Wall Street was set for a flat to higher open on Wednesday with the falling dollar likely to underpin shares of natural resource companies, including energy producers and miners.

The U.S. dollar fell to fresh 2009 lows against the euro, keeping gold prices near the $1,000 level. Oil rose nearly 1 percent above $71 a barrel as OPEC ministers were set to meet and expected to leave official output unchanged.

Oil is coming up and so is gold, so the commodity theme is still alive and well right now, said Frank Lesh, a futures analyst and broker at FuturePath Trading LLC in Chicago.

Shares of health insurers are also in focus ahead of U.S. President Barack Obama's speech to Congress Wednesday evening in which he will provide specifics about his vision for overhauling the healthcare system.

In an encouraging sign for the ailing housing sector, mortgage applications surged last week, with demand rising to its highest level since late-May, data showed. A recovery in housing is seen as key to a sustainable economic rebound.

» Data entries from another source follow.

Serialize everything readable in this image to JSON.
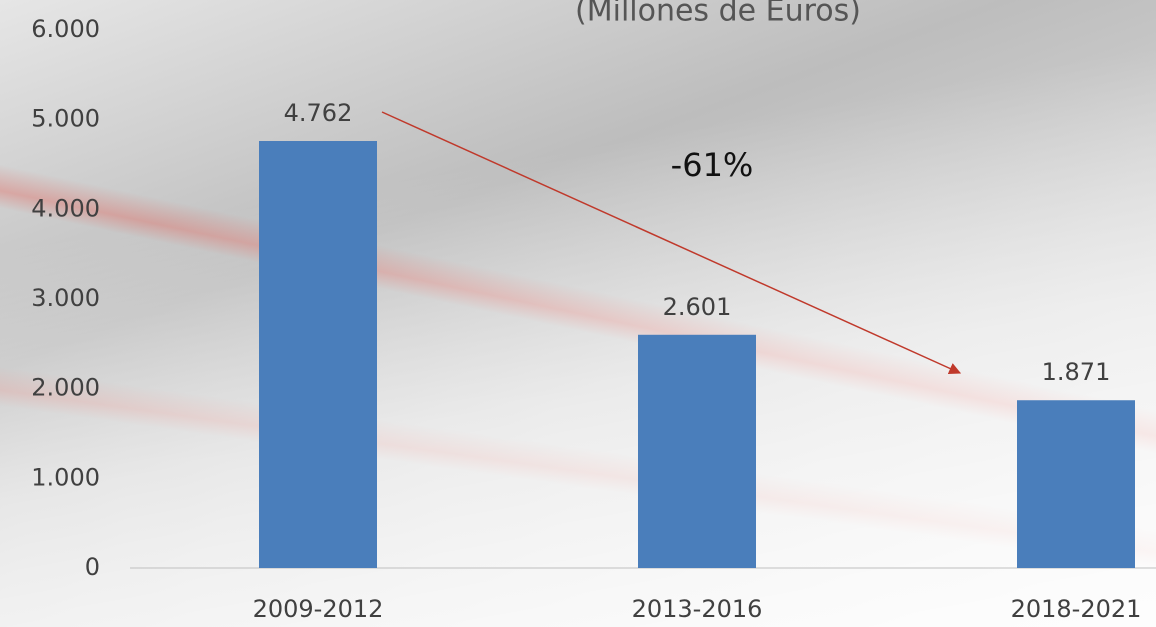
{
  "chart_data": {
    "type": "bar",
    "subtitle": "(Millones de Euros)",
    "annotation": "-61%",
    "categories": [
      "2009-2012",
      "2013-2016",
      "2018-2021"
    ],
    "values": [
      4762,
      2601,
      1871
    ],
    "value_labels": [
      "4.762",
      "2.601",
      "1.871"
    ],
    "color": "#4a7ebb",
    "ylim": [
      0,
      6000
    ],
    "yticks": [
      0,
      {
        "value": 1000,
        "label": "1.000"
      },
      {
        "value": 2000,
        "label": "2.000"
      },
      {
        "value": 3000,
        "label": "3.000"
      },
      {
        "value": 4000,
        "label": "4.000"
      },
      {
        "value": 5000,
        "label": "5.000"
      },
      {
        "value": 6000,
        "label": "6.000"
      }
    ],
    "grid": false
  }
}
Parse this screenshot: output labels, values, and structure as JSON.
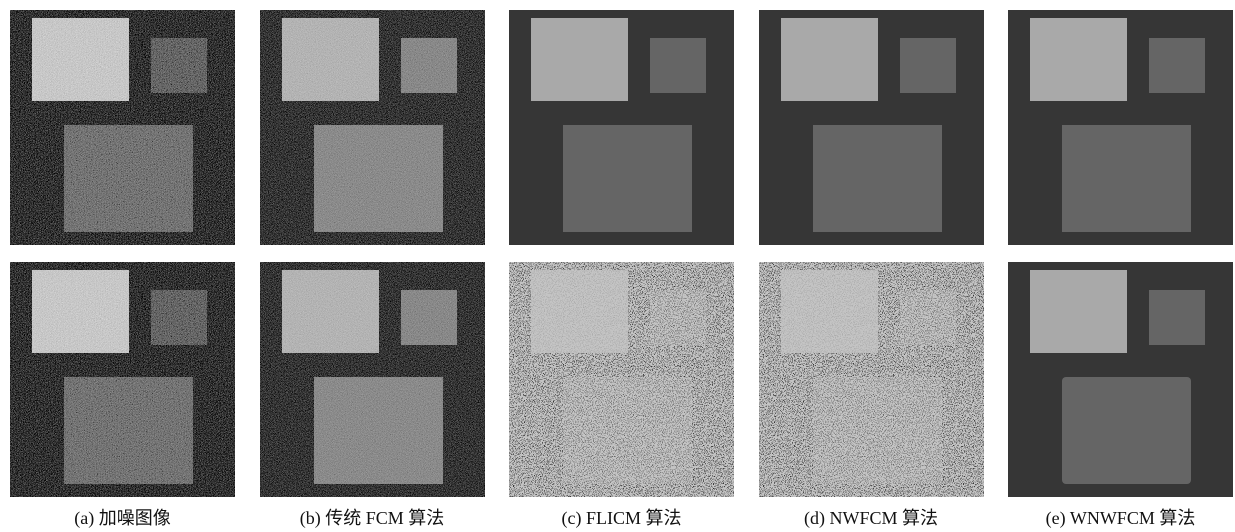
{
  "figure": {
    "captions": [
      "(a) 加噪图像",
      "(b) 传统 FCM 算法",
      "(c) FLICM 算法",
      "(d) NWFCM 算法",
      "(e) WNWFCM 算法"
    ]
  }
}
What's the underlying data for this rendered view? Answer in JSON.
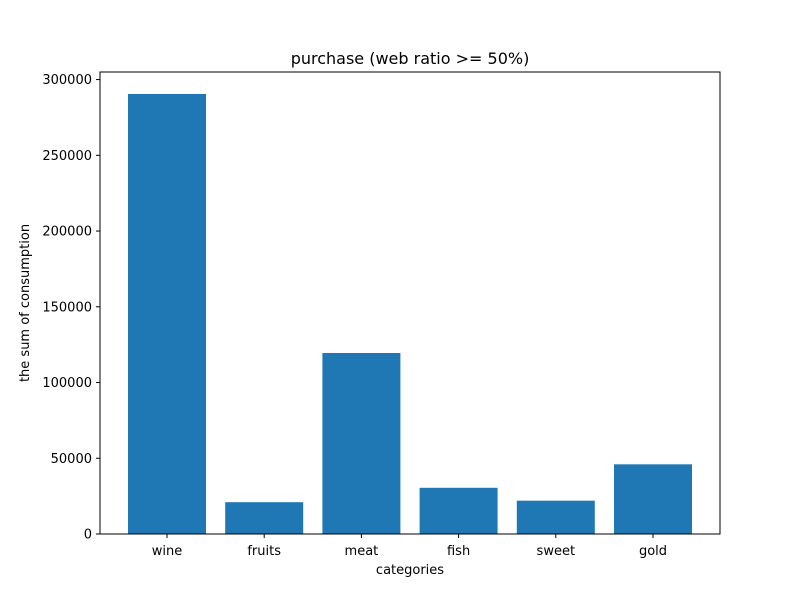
{
  "chart_data": {
    "type": "bar",
    "title": "purchase (web ratio >= 50%)",
    "xlabel": "categories",
    "ylabel": "the sum of consumption",
    "categories": [
      "wine",
      "fruits",
      "meat",
      "fish",
      "sweet",
      "gold"
    ],
    "values": [
      290500,
      21000,
      119500,
      30500,
      22000,
      46000
    ],
    "ylim": [
      0,
      305000
    ],
    "yticks": [
      0,
      50000,
      100000,
      150000,
      200000,
      250000,
      300000
    ],
    "grid": false,
    "legend": "none",
    "bar_color": "#1f77b4"
  }
}
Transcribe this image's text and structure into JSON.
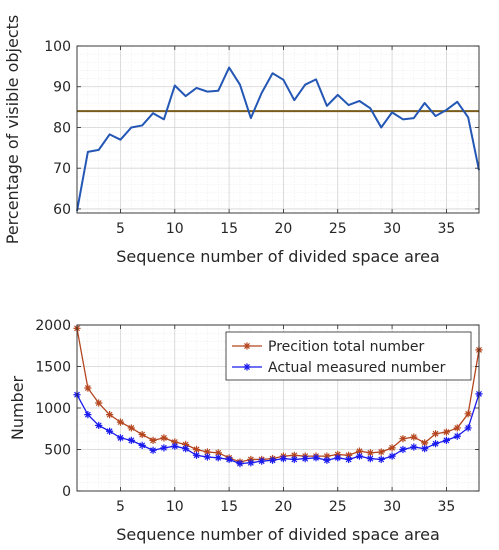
{
  "chart_data": [
    {
      "type": "line",
      "xlabel": "Sequence number of divided space area",
      "ylabel": "Percentage of visible objects",
      "xlim": [
        1,
        38
      ],
      "ylim": [
        59,
        100
      ],
      "xticks": [
        5,
        10,
        15,
        20,
        25,
        30,
        35
      ],
      "yticks": [
        60,
        70,
        80,
        90,
        100
      ],
      "grid": true,
      "x": [
        1,
        2,
        3,
        4,
        5,
        6,
        7,
        8,
        9,
        10,
        11,
        12,
        13,
        14,
        15,
        16,
        17,
        18,
        19,
        20,
        21,
        22,
        23,
        24,
        25,
        26,
        27,
        28,
        29,
        30,
        31,
        32,
        33,
        34,
        35,
        36,
        37,
        38
      ],
      "series": [
        {
          "color": "#2457b5",
          "values": [
            59.5,
            74,
            74.5,
            78.3,
            77,
            80,
            80.5,
            83.5,
            82,
            90.3,
            87.7,
            89.7,
            88.8,
            89,
            94.7,
            90.5,
            82.3,
            88.5,
            93.3,
            91.7,
            86.7,
            90.5,
            91.8,
            85.3,
            88,
            85.5,
            86.5,
            84.7,
            80,
            83.7,
            82,
            82.3,
            86,
            82.8,
            84.3,
            86.3,
            82.5,
            69.5
          ]
        }
      ],
      "reference_line": {
        "y": 84,
        "color": "#7a5c1a"
      }
    },
    {
      "type": "line",
      "xlabel": "Sequence number of divided space area",
      "ylabel": "Number",
      "xlim": [
        1,
        38
      ],
      "ylim": [
        0,
        2000
      ],
      "xticks": [
        5,
        10,
        15,
        20,
        25,
        30,
        35
      ],
      "yticks": [
        0,
        500,
        1000,
        1500,
        2000
      ],
      "grid": true,
      "legend_position": "top-right",
      "x": [
        1,
        2,
        3,
        4,
        5,
        6,
        7,
        8,
        9,
        10,
        11,
        12,
        13,
        14,
        15,
        16,
        17,
        18,
        19,
        20,
        21,
        22,
        23,
        24,
        25,
        26,
        27,
        28,
        29,
        30,
        31,
        32,
        33,
        34,
        35,
        36,
        37,
        38
      ],
      "series": [
        {
          "name": "Precition total number",
          "color": "#b5461f",
          "values": [
            1960,
            1240,
            1060,
            920,
            830,
            760,
            680,
            610,
            640,
            590,
            560,
            500,
            470,
            460,
            400,
            350,
            380,
            380,
            390,
            420,
            430,
            420,
            420,
            420,
            440,
            430,
            480,
            460,
            470,
            520,
            630,
            650,
            580,
            690,
            710,
            760,
            930,
            1700
          ]
        },
        {
          "name": "Actual measured number",
          "color": "#1a1aee",
          "values": [
            1160,
            920,
            790,
            720,
            640,
            610,
            550,
            490,
            520,
            540,
            510,
            430,
            410,
            400,
            380,
            330,
            340,
            360,
            370,
            390,
            380,
            390,
            400,
            370,
            400,
            380,
            420,
            390,
            380,
            420,
            500,
            530,
            510,
            570,
            610,
            660,
            760,
            1170
          ]
        }
      ]
    }
  ]
}
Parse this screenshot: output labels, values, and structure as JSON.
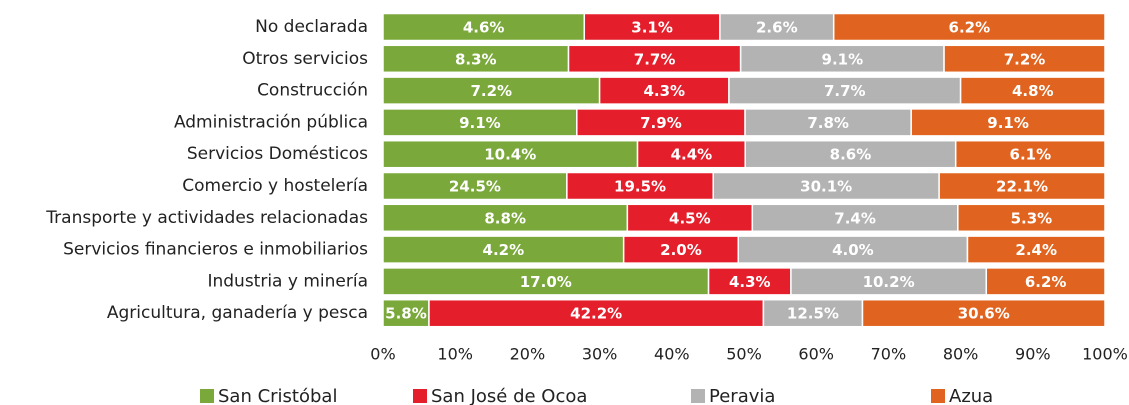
{
  "chart_data": {
    "type": "bar",
    "orientation": "horizontal",
    "stacking": "percent",
    "categories": [
      "No declarada",
      "Otros servicios",
      "Construcción",
      "Administración pública",
      "Servicios Domésticos",
      "Comercio y hostelería",
      "Transporte y actividades relacionadas",
      "Servicios financieros e inmobiliarios",
      "Industria y minería",
      "Agricultura, ganadería y pesca"
    ],
    "series": [
      {
        "name": "San Cristóbal",
        "color": "#7aa83a",
        "values": [
          4.6,
          8.3,
          7.2,
          9.1,
          10.4,
          24.5,
          8.8,
          4.2,
          17.0,
          5.8
        ],
        "value_labels": [
          "4.6%",
          "8.3%",
          "7.2%",
          "9.1%",
          "10.4%",
          "24.5%",
          "8.8%",
          "4.2%",
          "17.0%",
          "5.8%"
        ]
      },
      {
        "name": "San José de Ocoa",
        "color": "#e41e2b",
        "values": [
          3.1,
          7.7,
          4.3,
          7.9,
          4.4,
          19.5,
          4.5,
          2.0,
          4.3,
          42.2
        ],
        "value_labels": [
          "3.1%",
          "7.7%",
          "4.3%",
          "7.9%",
          "4.4%",
          "19.5%",
          "4.5%",
          "2.0%",
          "4.3%",
          "42.2%"
        ]
      },
      {
        "name": "Peravia",
        "color": "#b3b3b4",
        "values": [
          2.6,
          9.1,
          7.7,
          7.8,
          8.6,
          30.1,
          7.4,
          4.0,
          10.2,
          12.5
        ],
        "value_labels": [
          "2.6%",
          "9.1%",
          "7.7%",
          "7.8%",
          "8.6%",
          "30.1%",
          "7.4%",
          "4.0%",
          "10.2%",
          "12.5%"
        ]
      },
      {
        "name": "Azua",
        "color": "#e0641f",
        "values": [
          6.2,
          7.2,
          4.8,
          9.1,
          6.1,
          22.1,
          5.3,
          2.4,
          6.2,
          30.6
        ],
        "value_labels": [
          "6.2%",
          "7.2%",
          "4.8%",
          "9.1%",
          "6.1%",
          "22.1%",
          "5.3%",
          "2.4%",
          "6.2%",
          "30.6%"
        ]
      }
    ],
    "xlim": [
      0,
      100
    ],
    "xticks": [
      {
        "value": 0,
        "label": "0%"
      },
      {
        "value": 10,
        "label": "10%"
      },
      {
        "value": 20,
        "label": "20%"
      },
      {
        "value": 30,
        "label": "30%"
      },
      {
        "value": 40,
        "label": "40%"
      },
      {
        "value": 50,
        "label": "50%"
      },
      {
        "value": 60,
        "label": "60%"
      },
      {
        "value": 70,
        "label": "70%"
      },
      {
        "value": 80,
        "label": "80%"
      },
      {
        "value": 90,
        "label": "90%"
      },
      {
        "value": 100,
        "label": "100%"
      }
    ],
    "legend": "bottom"
  }
}
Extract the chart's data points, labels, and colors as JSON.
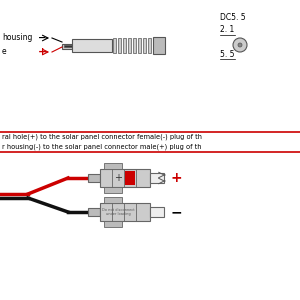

S&P 500 futures added 1.70 points and were above fair value, a formula that evaluates pricing by taking into account interest rates, dividends and time to expiration on the contract. Dow Jones industrial average futures gained 8 points, and Nasdaq 100 futures rose 2 points.

Investors will get a look at the state of the economy after the Federal Reserve issues the Beige Book, a summary of economic conditions in the 12 Fed districts at 2:00 p.m. EDT.

Shares of General Electric Co gained 3 percent to $14.93 in premarket trading after Goldman Sachs raised its price target to $18 from $15.

McDonald's Corp slipped 1.5 percent to $55.40 after the hamburger chain said sales at restaurants worldwide open at least 13 months rose 2.2 percent in August.

Retailer Talbots Inc jumped 10 percent to $7.80 after it reported a quarterly loss that was not as deep as expected as the company attempts a turnaround through cost-cutting and better merchandising.

Shares of Microchip Technology Inc rose 1.8 percent to $27.57 after the chipmaker raised its revenue and earnings outlook for the second quarter on Tuesday. On Wednesday, Barclays raised its price target to $28.

Stocks advanced on Tuesday on an uptick in merger and activity, while the weak dollar led to gains in commodities, lifting shares of oil and mining companies.

The S&P 500 has rallied 52 percent from its multiyear low in March, and analysts still gave an upbeat outlook for the benchmark.